Anyway: the numbers. Main stars are named in order of brightness in their constellation, according to the Greek alphabet, and those forming the "Big Dipper" are alpha, beta, gamma, delta, epsilon, eta and zeta of Ursa Major ("Alpha Ursa Majoris" etc.). A labeled map can be found at
http://www.astro.wisc.edu/~dolan/constellations/constellations/Ursa_Major.html
Their approximate distances from the Sun in light years, according to
http://www.dibonsmith.com/uma_con.htm
are:
alpha--86 ; beta, gamma, delta--100 ; epsilon--64 ; eta--95 zeta--78
Unlike you, I do not mind signing my name. ....
67.(b) Big Dipper star namesDavid,
I'd be grateful if you could tell me the name of the brightest star in the Big Dipper, and the name of the brightest star in the Little Dipper.
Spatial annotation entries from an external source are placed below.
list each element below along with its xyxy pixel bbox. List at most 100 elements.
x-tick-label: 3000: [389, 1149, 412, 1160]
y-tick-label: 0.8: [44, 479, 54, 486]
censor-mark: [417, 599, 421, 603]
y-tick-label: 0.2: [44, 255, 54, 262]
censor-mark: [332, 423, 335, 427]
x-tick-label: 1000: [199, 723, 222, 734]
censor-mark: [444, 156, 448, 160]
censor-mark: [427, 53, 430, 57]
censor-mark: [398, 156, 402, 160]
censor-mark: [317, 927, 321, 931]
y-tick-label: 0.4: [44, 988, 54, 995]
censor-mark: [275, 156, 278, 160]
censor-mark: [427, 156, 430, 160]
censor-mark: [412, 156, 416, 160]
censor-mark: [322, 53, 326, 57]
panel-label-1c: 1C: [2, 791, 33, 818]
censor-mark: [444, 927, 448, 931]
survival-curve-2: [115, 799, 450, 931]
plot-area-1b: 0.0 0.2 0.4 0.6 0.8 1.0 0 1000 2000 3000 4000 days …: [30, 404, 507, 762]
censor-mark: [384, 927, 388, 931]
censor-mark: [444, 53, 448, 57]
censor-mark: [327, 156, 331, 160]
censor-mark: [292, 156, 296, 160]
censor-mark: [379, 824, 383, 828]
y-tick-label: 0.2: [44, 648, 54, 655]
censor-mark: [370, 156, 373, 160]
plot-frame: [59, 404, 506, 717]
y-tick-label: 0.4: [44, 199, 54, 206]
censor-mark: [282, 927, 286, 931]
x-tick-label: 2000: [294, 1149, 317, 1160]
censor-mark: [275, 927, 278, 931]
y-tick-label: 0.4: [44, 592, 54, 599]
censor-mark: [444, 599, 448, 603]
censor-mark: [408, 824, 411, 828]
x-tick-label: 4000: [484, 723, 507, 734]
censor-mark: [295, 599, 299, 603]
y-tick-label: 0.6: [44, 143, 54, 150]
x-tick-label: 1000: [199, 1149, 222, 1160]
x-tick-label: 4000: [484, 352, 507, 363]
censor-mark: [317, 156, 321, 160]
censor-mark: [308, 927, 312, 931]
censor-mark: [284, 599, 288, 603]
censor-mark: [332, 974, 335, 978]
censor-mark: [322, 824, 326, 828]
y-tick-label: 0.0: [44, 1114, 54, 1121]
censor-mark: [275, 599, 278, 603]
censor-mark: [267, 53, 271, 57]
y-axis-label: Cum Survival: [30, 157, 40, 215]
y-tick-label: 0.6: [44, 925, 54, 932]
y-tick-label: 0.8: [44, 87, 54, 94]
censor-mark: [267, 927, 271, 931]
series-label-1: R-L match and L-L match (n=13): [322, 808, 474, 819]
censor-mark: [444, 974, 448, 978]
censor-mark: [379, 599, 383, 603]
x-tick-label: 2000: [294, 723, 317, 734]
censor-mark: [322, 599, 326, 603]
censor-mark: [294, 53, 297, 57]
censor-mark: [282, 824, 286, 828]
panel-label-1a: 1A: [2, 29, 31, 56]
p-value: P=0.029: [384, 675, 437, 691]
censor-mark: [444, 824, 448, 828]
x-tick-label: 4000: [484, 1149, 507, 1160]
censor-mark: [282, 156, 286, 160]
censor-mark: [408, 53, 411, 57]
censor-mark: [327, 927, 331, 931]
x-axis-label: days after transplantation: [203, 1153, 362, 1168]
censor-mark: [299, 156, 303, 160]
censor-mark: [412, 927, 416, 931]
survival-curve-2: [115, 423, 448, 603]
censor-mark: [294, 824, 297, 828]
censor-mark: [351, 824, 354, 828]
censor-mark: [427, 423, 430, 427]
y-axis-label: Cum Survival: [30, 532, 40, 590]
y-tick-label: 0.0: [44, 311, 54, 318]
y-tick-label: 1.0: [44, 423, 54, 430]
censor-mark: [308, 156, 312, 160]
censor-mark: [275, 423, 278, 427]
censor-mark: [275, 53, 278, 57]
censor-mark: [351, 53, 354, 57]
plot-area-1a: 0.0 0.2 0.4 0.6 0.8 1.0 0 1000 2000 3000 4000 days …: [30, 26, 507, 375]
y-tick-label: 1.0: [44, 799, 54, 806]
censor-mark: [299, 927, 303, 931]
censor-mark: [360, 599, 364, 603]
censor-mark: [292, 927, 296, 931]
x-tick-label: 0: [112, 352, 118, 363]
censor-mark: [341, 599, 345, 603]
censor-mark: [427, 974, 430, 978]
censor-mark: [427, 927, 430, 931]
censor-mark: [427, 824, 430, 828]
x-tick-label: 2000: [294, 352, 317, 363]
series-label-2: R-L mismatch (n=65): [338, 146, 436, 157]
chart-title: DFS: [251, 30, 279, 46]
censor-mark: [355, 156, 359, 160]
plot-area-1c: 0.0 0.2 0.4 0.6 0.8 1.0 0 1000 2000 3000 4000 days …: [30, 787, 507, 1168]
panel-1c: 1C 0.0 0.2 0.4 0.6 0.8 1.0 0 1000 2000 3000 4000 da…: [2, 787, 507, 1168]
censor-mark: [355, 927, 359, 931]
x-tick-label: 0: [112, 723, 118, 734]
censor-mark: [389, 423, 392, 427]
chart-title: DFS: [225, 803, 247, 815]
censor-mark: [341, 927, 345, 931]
If you cannot, then please pass this on to someone who might know.
Reply According to my copy of "Naked Eye Astronomy" by Patrick Moore (W.W. Norton, 1965), starting to count stars from the front of the Big Dipper and ending at the tip of the handle, they are named Dubhe, Marak, Phad (aka Phekda), Megrez, Alioth, Mizar and Alkaid (aka Benetnash). The names are Arabic, and if "Alkaid" reminds you of "Al Qaeda" that is no accident--"Alkaid" means the commander and "Al Qaeda" means the command.
Dubhe is the"alpha star," but it's practically the same brightness as Alioth, and just a tad less bright than Alkaid. Except for Megrez, the others are not far behind. Mizar is a double star and can be resolved with binoculars.
The "alpha star" in the Little Dipper (Ursa Minor) is none other but Polaris, the pole star. See
http://www.phy6.org/stargaze/Spolaris.htm
The other stars are fairly dim, except for the two "guardians of the pole" at the front of the dipper. The one closer to Dubhe is Kocab, again very close in magnitude to Polaris.